Winter is flirting with us. She visits fleetingly leaving a sprinkle of ice-white powder. She stays for breakfast, but by lunch she is gone, only a few rimy traces remaining. Leaves are preserved in a sugar of frost crystals, giving clarity to their design. Ponds freeze over, in clear geometrics. The wind moans constantly. Raw air freezes us. But winter never quite delivers on her warnings.
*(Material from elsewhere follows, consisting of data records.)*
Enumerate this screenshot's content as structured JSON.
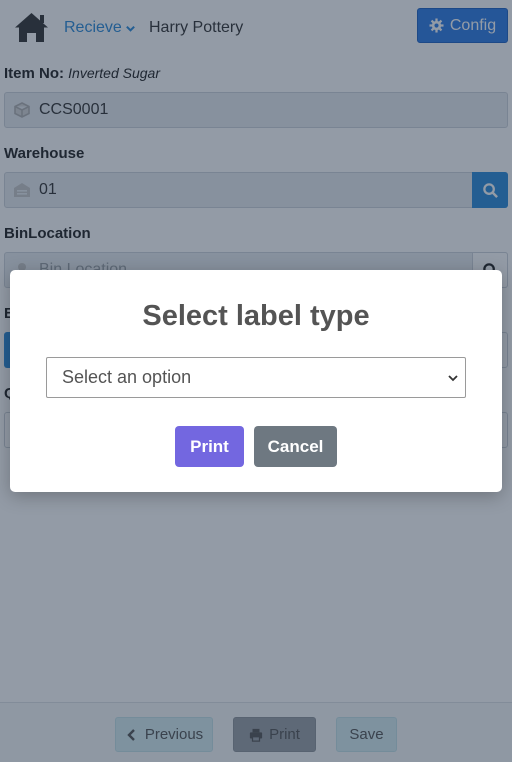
{
  "header": {
    "nav_label": "Recieve",
    "user_name": "Harry Pottery",
    "config_label": "Config"
  },
  "form": {
    "item_label": "Item No:",
    "item_desc": "Inverted Sugar",
    "item_value": "CCS0001",
    "warehouse_label": "Warehouse",
    "warehouse_value": "01",
    "bin_label": "BinLocation",
    "bin_placeholder": "Bin Location",
    "partial_label_b": "B",
    "partial_label_q": "Q"
  },
  "footer": {
    "previous_label": "Previous",
    "print_label": "Print",
    "save_label": "Save"
  },
  "modal": {
    "title": "Select label type",
    "select_value": "Select an option",
    "print_label": "Print",
    "cancel_label": "Cancel"
  },
  "icons": {
    "home": "home-icon",
    "chevron": "chevron-down-icon",
    "config": "gear-icon",
    "item": "cube-icon",
    "warehouse": "warehouse-icon",
    "bin": "user-icon",
    "search": "search-icon",
    "previous": "chevron-left-icon",
    "print": "printer-icon"
  },
  "colors": {
    "accent": "#2c7be5",
    "nav_link": "#2b8ad8",
    "modal_print": "#7367e0",
    "modal_cancel": "#6e7881"
  }
}
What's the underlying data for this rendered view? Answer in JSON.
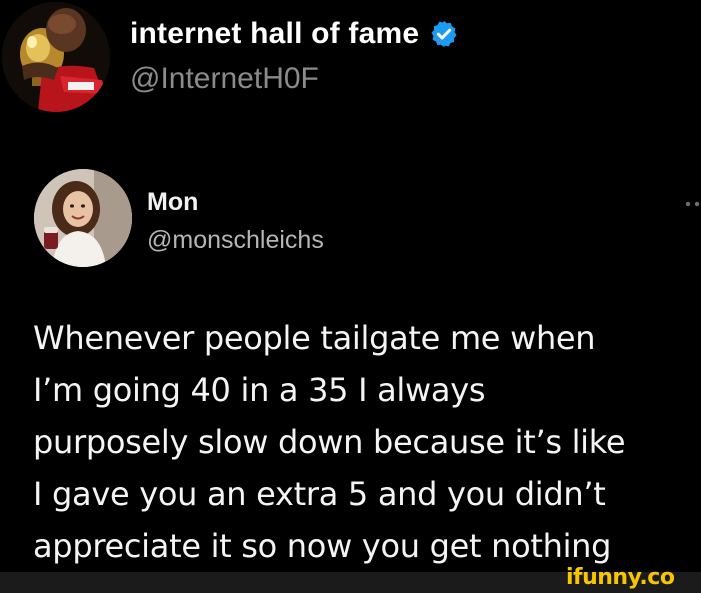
{
  "outer_tweet": {
    "display_name": "internet hall of fame",
    "handle": "@InternetH0F",
    "verified": true,
    "verified_color": "#1d9bf0",
    "avatar_icon": "avatar-photo-icon"
  },
  "inner_tweet": {
    "display_name": "Mon",
    "handle": "@monschleichs",
    "avatar_icon": "avatar-photo-icon",
    "more_icon": "more-options-icon",
    "text_lines": [
      "Whenever people tailgate me when",
      "I’m going 40 in a 35 I always",
      "purposely slow down because it’s like",
      "I gave you an extra 5 and you didn’t",
      "appreciate it so now you get nothing"
    ]
  },
  "watermark": {
    "text": "ifunny.co",
    "color": "#f7c600"
  },
  "colors": {
    "background": "#000000",
    "primary_text": "#ffffff",
    "secondary_text": "#8b8b8b"
  }
}
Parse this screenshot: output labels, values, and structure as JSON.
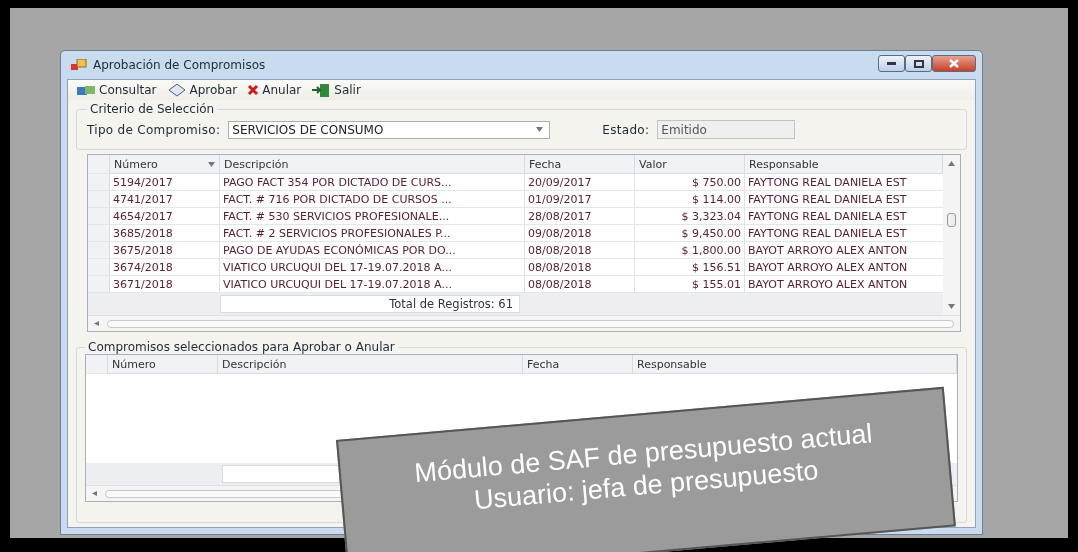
{
  "window": {
    "title": "Aprobación de Compromisos"
  },
  "toolbar": [
    {
      "kind": "consult",
      "label": "Consultar"
    },
    {
      "kind": "approve",
      "label": "Aprobar"
    },
    {
      "kind": "cancel",
      "label": "Anular"
    },
    {
      "kind": "exit",
      "label": "Salir"
    }
  ],
  "criteria": {
    "title": "Criterio de Selección",
    "type_label": "Tipo de Compromiso:",
    "type_value": "SERVICIOS DE CONSUMO",
    "state_label": "Estado:",
    "state_value": "Emitido"
  },
  "table": {
    "columns": [
      "Número",
      "Descripción",
      "Fecha",
      "Valor",
      "Responsable"
    ],
    "rows": [
      [
        "5194/2017",
        "PAGO FACT 354 POR DICTADO DE CURS...",
        "20/09/2017",
        "$ 750.00",
        "FAYTONG REAL DANIELA  EST"
      ],
      [
        "4741/2017",
        "FACT. # 716 POR DICTADO DE CURSOS ...",
        "01/09/2017",
        "$ 114.00",
        "FAYTONG REAL DANIELA  EST"
      ],
      [
        "4654/2017",
        "FACT. # 530 SERVICIOS PROFESIONALE...",
        "28/08/2017",
        "$ 3,323.04",
        "FAYTONG REAL DANIELA  EST"
      ],
      [
        "3685/2018",
        "FACT. # 2 SERVICIOS PROFESIONALES P...",
        "09/08/2018",
        "$ 9,450.00",
        "FAYTONG REAL DANIELA  EST"
      ],
      [
        "3675/2018",
        "PAGO DE AYUDAS ECONÓMICAS POR DO...",
        "08/08/2018",
        "$ 1,800.00",
        "BAYOT ARROYO ALEX ANTON"
      ],
      [
        "3674/2018",
        "VIATICO URCUQUI DEL  17-19.07.2018 A...",
        "08/08/2018",
        "$ 156.51",
        "BAYOT ARROYO ALEX ANTON"
      ],
      [
        "3671/2018",
        "VIATICO URCUQUI DEL  17-19.07.2018 A...",
        "08/08/2018",
        "$ 155.01",
        "BAYOT ARROYO ALEX ANTON"
      ]
    ],
    "total": "Total de Registros: 61"
  },
  "selected": {
    "title": "Compromisos seleccionados para Aprobar o Anular",
    "columns": [
      "Número",
      "Descripción",
      "Fecha",
      "Responsable"
    ]
  },
  "banner": {
    "lines": [
      "Módulo de SAF de presupuesto actual",
      "Usuario: jefa de presupuesto"
    ]
  }
}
This winter has been very different to the last. Last year the mud arrived and stayed for the season. This year the frosts have come. The glitter of ice in the mornings and that raw cold that comes as the day begins to die. It’s been two years since we had more than a flurry of snow. Our spring was bountiful, our summer warm, so it seemed we were destined for a hard winter. But the cold has been interspersed with mild, sunny days. The leaves took their time to fall and occasional flowers have bloomed through the season. There’s still a chance of snow but it’s only a matter of time before winter withdraws altogether.
Still, winter wants to give us notice. She lets us know that she is a possibility, just before Candlemas heralds the first stirrings of spring. On the day that winter visits, I see the first spring bulbs, thrusting through the snow-dust. Buttery crocus flowers waiting to open and a handful of daffodils in green bud. A day later, winter is gone and the crocuses have opened their whorl of petals. There are hazel catkins everywhere, featherlight fingers dangling.
I’m in suspension. Like a half-frozen pond. Still and dormant on one side, unruly ripples on the other. The two parts are in tension, caught between dream and action. My box of dreams has germinated and the front runners have emerged. I’ve honed the dreams into seeds, ready to be planted now Candlemas is here. But at the moment, those seeds are like that frozen pond – paused. I have no desire to do anything with them. I’m waiting for that ripple to set them off on their journey.